— Пора нам идти, православные, дабы не опоздать к другим. Нынче и завтра нам надо успеть еще на несколько похорон.
Нигрита рассердилась. Ей показалось, что святые отцы сократили службу, хотя получили все сполна. И она не постеснялась заявить им об этом прямо в лицо:
— Ничего, успеете. До вечера времени много. Весь город можно похоронить. Сперва отслужите службу до конца.
— Мы не собираемся хоронить весь город, это нам ни к чему, мадемуазель Брэтеску, — ответствовал жирный поп. — Для процветания церкви нужны и живые люди, а не только покойники… А что касаемо службы, то мы молились достаточно. Молились, сколько положено.
— Молились!.. Что-то мало вы молились. А по деньгам, что я вам уплатила, и вовсе мало. Уж коли вы, батюшка, берете и с живых и с мертвых, то уж должны служить сколько полагается. За это ведь вы и получаете с живых и с мертвых.
Отец Лац перебил ее:
— Не учи нас, дочка, сколько и как служить. Нам это лучше знать… А что касается плати… Плату мы, как и все, берем с кого можно. Хочешь жить — бери с кого можно. Притом чем больше берешь и чем больше тех, с кого можно брать, тем лучше. У каждого ремесла свои доходы и свои невзгоды. Думаешь, нам приятно служить службу у изголовья всякой падали? Нет, дочка, весьма неприятно. И все же служим.
Нигрита промолчала. Все равно ничего нельзя было изменить. Мы тоже смолчали. Служители господа ушли. Сначала попы, за ними дьячки.

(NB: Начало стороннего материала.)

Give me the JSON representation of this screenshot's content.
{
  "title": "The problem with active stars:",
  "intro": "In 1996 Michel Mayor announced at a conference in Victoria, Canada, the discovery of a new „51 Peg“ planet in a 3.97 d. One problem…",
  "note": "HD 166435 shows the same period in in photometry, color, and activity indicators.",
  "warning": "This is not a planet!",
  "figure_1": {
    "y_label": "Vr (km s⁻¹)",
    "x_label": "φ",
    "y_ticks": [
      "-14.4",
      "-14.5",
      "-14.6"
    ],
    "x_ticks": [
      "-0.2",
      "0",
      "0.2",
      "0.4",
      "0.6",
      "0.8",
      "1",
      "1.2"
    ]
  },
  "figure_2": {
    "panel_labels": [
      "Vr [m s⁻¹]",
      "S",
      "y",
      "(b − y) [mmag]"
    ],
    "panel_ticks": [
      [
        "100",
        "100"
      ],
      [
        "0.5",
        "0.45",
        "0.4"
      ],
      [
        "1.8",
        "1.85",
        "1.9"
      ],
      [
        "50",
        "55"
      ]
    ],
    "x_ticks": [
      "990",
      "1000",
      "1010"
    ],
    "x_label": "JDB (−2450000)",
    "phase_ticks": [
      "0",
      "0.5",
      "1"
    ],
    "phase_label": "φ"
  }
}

Уходя, они даже не взглянули ни на нас, ни на покойника.
— Хорошо, что с попами покончено! — буркнул Кодин.
— Без попов нельзя, — проговорила Нигрита. — Коли бы можно было похоронить отца без попов, вышло бы не в пример дешевле.
— А теперь за дело! — заключил Мишу. — Чего тут еще говорить? Один раз помираем.
Вчетвером — Кодин, Мишу, Жорж и я — мы взяли тяжелый гроб на руки, поднатужились и по узкой лестнице снесли его во двор. Отец забежал вперед, запряг коней и развернул телегу. Мы поставили гроб на телегу, в сено, и накрыли крышкой.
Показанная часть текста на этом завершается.